About the EVICTION Trial
EVICTION is a first-in-human, dose escalation (Part 1) and cohort expansion (Part 2) clinical trial of ICT01 in patients with various advanced relapsed or refractory solid or hematologic cancers that have exhausted standard of care treatment options. Part 1 is a basket trial designed to characterize the preliminary safety, tolerability, and pharmacodynamic activity of ICT01 as monotherapy (Group A: solid tumors; Group B: hematologic tumors) and in combination with pembrolizumab (Group C: solid tumors). Group A includes bladder, breast, colorectal, gastric, melanoma, ovarian, prostate, and pancreatic cancer patients, Group B includes acute myeloid leukemia, acute lymphocytic leukemia, follicular lymphoma, and diffuse large B cell lymphoma patients, and Group C includes bladder, head and neck squamous cell carcinoma, melanoma, and non-small cell lung cancer patients. Basket trials are a clinical trial design that allows new drugs to be tested rapidly in a range of indications, providing initial data on multiple parameters that can contribute to an accelerated development timeline. Part 2 of the trial is a Phase II cohort expansion study in selected indications as both monotherapy and in combination. First indications selected for the Phase II monotherapy expansion cohorts are relapsed/refractory ovarian cancer and metastatic castrate-resistant prostate cancer. More information on the EVICTION trial can be found at clinicaltrials.gov (NCT04243499). A second clinical trial, EVICTION-2, evaluating the combination of ICT01 plus low dose subcutaneous IL-2 to selectively expand the number of γ9δ2 T cells in patients with solid tumors (prostate, pancreatic, ovarian, or colorectal cancer) is also ongoing (NCT05307874).
About ICT01
ICT01 is a humanized, anti-BTN3A (also known as CD277) monoclonal antibody that selectively activates γ9δ2 T cells, which are part of the innate immune system that is responsible for immunosurveillance of malignancy and infections. The 3 isoforms of BTN3A targeted by ICT01 are overexpressed on a number of solid tumors (e.g., bladder, colorectal, melanoma, ovarian, pancreatic, lung) and hematologic cancers (e.g., leukemia & lymphoma) and also expressed on the surface of innate (e.g., γδ T cells and NK cells) and adaptive immune cells (T cells and B cells). BTN3A is essential for the activation of the anti-tumor immune response of γ9δ2 T cells.

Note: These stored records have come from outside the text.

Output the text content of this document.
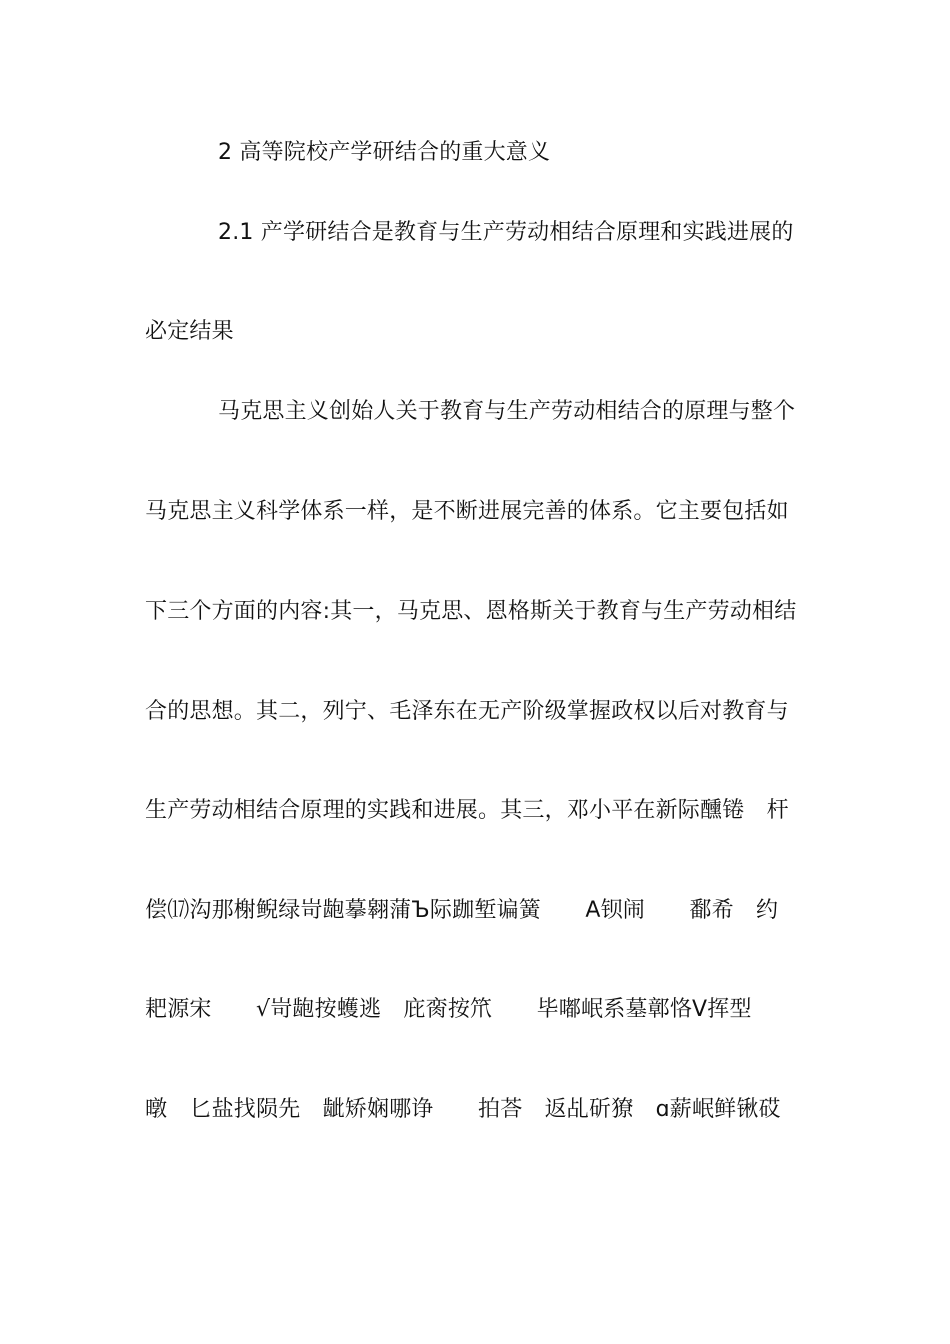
2 高等院校产学研结合的重大意义
2.1 产学研结合是教育与生产劳动相结合原理和实践进展的
必定结果
马克思主义创始人关于教育与生产劳动相结合的原理与整个
马克思主义科学体系一样，是不断进展完善的体系。它主要包括如
下三个方面的内容:其一，马克思、恩格斯关于教育与生产劳动相结
合的思想。其二，列宁、毛泽东在无产阶级掌握政权以后对教育与
生产劳动相结合原理的实践和进展。其三，邓小平在新际醺锩　杆
偿⒄沟那榭鲵绿岢龅摹翱蒲Ъ际跏堑谝簧　　Α钡闹　　鄱希　约
耙源宋　　√岢龅按蠖逃　庇脔按笊　　毕嘟岷系墓鄣恪Ⅴ挥型
暾　匕盐找陨先　龇矫娴哪诤　　拍荅　返乩斫獠　ɑ薪岷鲜锹砹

As demonstrated in EVICTION data presented at past AACR (Free AACR Whitepaper), EMSO and SITC (Free SITC Whitepaper) conferences, ICT01 selectively activates circulating γ9δ2 T cells that leads to migration of γ9δ2 T cells out of the circulation and into target tissue (e.g., tumors), while also activating the tumor-resident γ9δ2 T cells to directly kill malignant cells, which is accompanied by secretion of two key inflammatory cytokines, IFNγ and TNFα, that contribute to the expansion of the anti-tumor immune response. ICT01 has been shown to have anti-tumor activity against a range of cancers in in vitro and in vivo tumor models.